Improved analysis of scale-dependent processes. Many ecological and social processes exhibit a characteristic scale. If a process is observed at a scale significantly smaller or larger than its characteristic scale, drawing the wrong conclusions would be likely (MA 2003).
Improved analysis of cross-scale effects. For example, the direct cause of a change in an ecosystem is often intrinsically localized (a farmer cutting a patch of forest), while the indirect drivers of that change (for example, a subsidy to farmers for forest clearing) may operate at a regional or national scale.
Better understanding of causality. The relationships among environmental, social, and economic processes are often too complex to fully understand when viewed at any single scale. Studies at additional scales are often needed to fully understand the implications of changes at any given scale.

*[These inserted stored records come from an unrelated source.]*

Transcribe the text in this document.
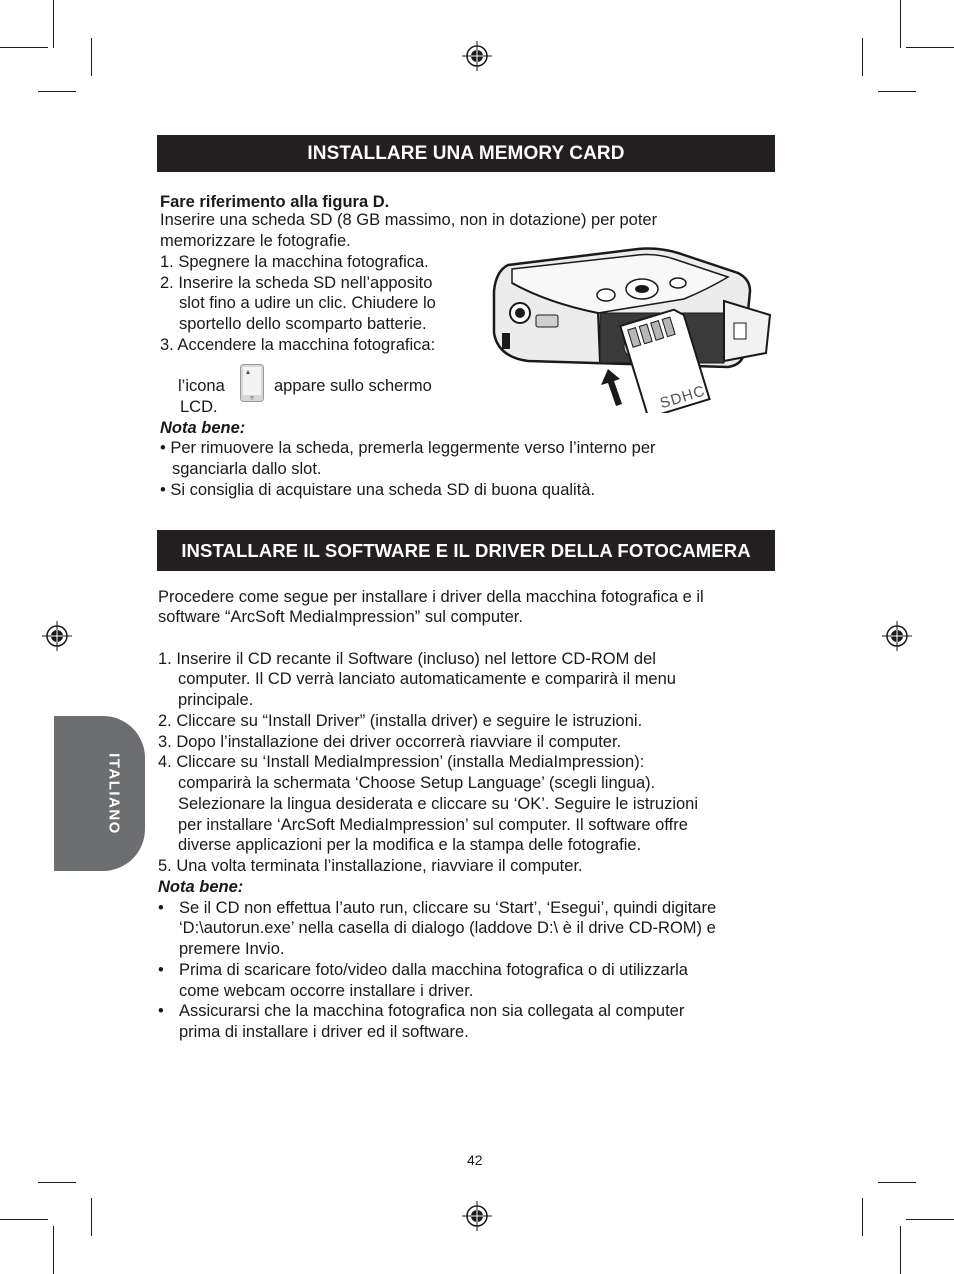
INSTALLARE UNA MEMORY CARD
Fare riferimento alla figura D.
Inserire una scheda SD (8 GB massimo, non in dotazione) per poter
memorizzare le fotografie.
1. Spegnere la macchina fotografica.
2. Inserire la scheda SD nell’apposito
slot fino a udire un clic. Chiudere lo
sportello dello scomparto batterie.
3. Accendere la macchina fotografica:
l’icona	appare sullo schermo
LCD.
Nota bene:
• Per rimuovere la scheda, premerla leggermente verso l’interno per
sganciarla dallo slot.
• Si consiglia di acquistare una scheda SD di buona qualità.
SDHC
INSTALLARE IL SOFTWARE E IL DRIVER DELLA FOTOCAMERA
Procedere come segue per installare i driver della macchina fotografica e il
software “ArcSoft MediaImpression” sul computer.
1. Inserire il CD recante il Software (incluso) nel lettore CD-ROM del
computer. Il CD verrà lanciato automaticamente e comparirà il menu
principale.
2. Cliccare su “Install Driver” (installa driver) e seguire le istruzioni.
3. Dopo l’installazione dei driver occorrerà riavviare il computer.
4. Cliccare su ‘Install MediaImpression’ (installa MediaImpression):
comparirà la schermata ‘Choose Setup Language’ (scegli lingua).
Selezionare la lingua desiderata e cliccare su ‘OK’. Seguire le istruzioni
per installare ‘ArcSoft MediaImpression’ sul computer. Il software offre
diverse applicazioni per la modifica e la stampa delle fotografie.
5. Una volta terminata l’installazione, riavviare il computer.
Nota bene:
• Se il CD non effettua l’auto run, cliccare su ‘Start’, ‘Esegui’, quindi digitare
‘D:\autorun.exe’ nella casella di dialogo (laddove D:\ è il drive CD-ROM) e
premere Invio.
• Prima di scaricare foto/video dalla macchina fotografica o di utilizzarla
come webcam occorre installare i driver.
• Assicurarsi che la macchina fotografica non sia collegata al computer
prima di installare i driver ed il software.
ITALIANO
42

Improved accuracy and reliability of findings. Subglobal assessment activities can help to ground-truth the global findings.
Potential impact benefits gained through multiscale processes, particularly those that include separate user groups at different scales, include the following.
Improved relevance of the problem definition and assessment findings for users and decision makers. An assessment focused on the specific needs of the users at a particular scale will be more relevant than an assessment in which those users have little input.
Improved scenarios. Although commonly used in environmental assessments, scenarios are most useful in decision making if the decision makers play a direct role in their development.
Increased ownership by the intended users. For example, the legitimacy of the global assessment could be enhanced for governments by the presence of subglobal assessments in individual countries. Similarly, the legitimacy of subglobal assessments for the users of those assessments could be enhanced by virtue of the inclusion of the assessment in a globally authorized assessment mechanism.
But as significant as these potential benefits may be, the challenges associated with designing and implementing a multiscale assessment are also significant. How should scales of analysis be selected? Is there an inherent tradeoff between a design based on scientific sampling and a design based on relevance to users at smaller scales? How can the information and findings from nested assessments be incorporated effectively in larger scale assessments (upscaled) and vice versa (downscaled)? Can common indicators or variables be measured at multiple scales? Can a common conceptual framework be used at multiple scales? Does the added cost and time of a multiscale assessment justify the benefits gained? And, as will be explored in the next section, how can the different types of knowledge present at different scales of analysis be incorporated effectively into a single assessment process?
Knowledge Systems
We define a knowledge system as a body of propositions actually adhered to (whether formal or otherwise) that are routinely used to claim truth (Feyerabend 1987). As described by Zermoglio et al. (2005): Knowledge is a construction of a group’s perceived reality, which the group members use to guide behavior toward each other and the world around them.
Science is defined as systematized knowledge that can be replicated and that is validated through a process of academic peer review by an established community of recognized experts in formal research institutions (Zermoglio et al. 2005). Traditional ecological knowledge is a cumulative body of knowledge, practice and beliefs, evolving by adaptive processes and handed down through generations by cultural transmission
about local ecology (Berkes 1999, 8). Traditional ecological knowledge may or may not be indigenous but has roots firmly in the past. Local knowledge refers to place-based experiential knowledge, knowledge that is largely oral and practice based, in contrast to that acquired by formal education or book learning (Gadgil et al. 2003; Zermoglio et al.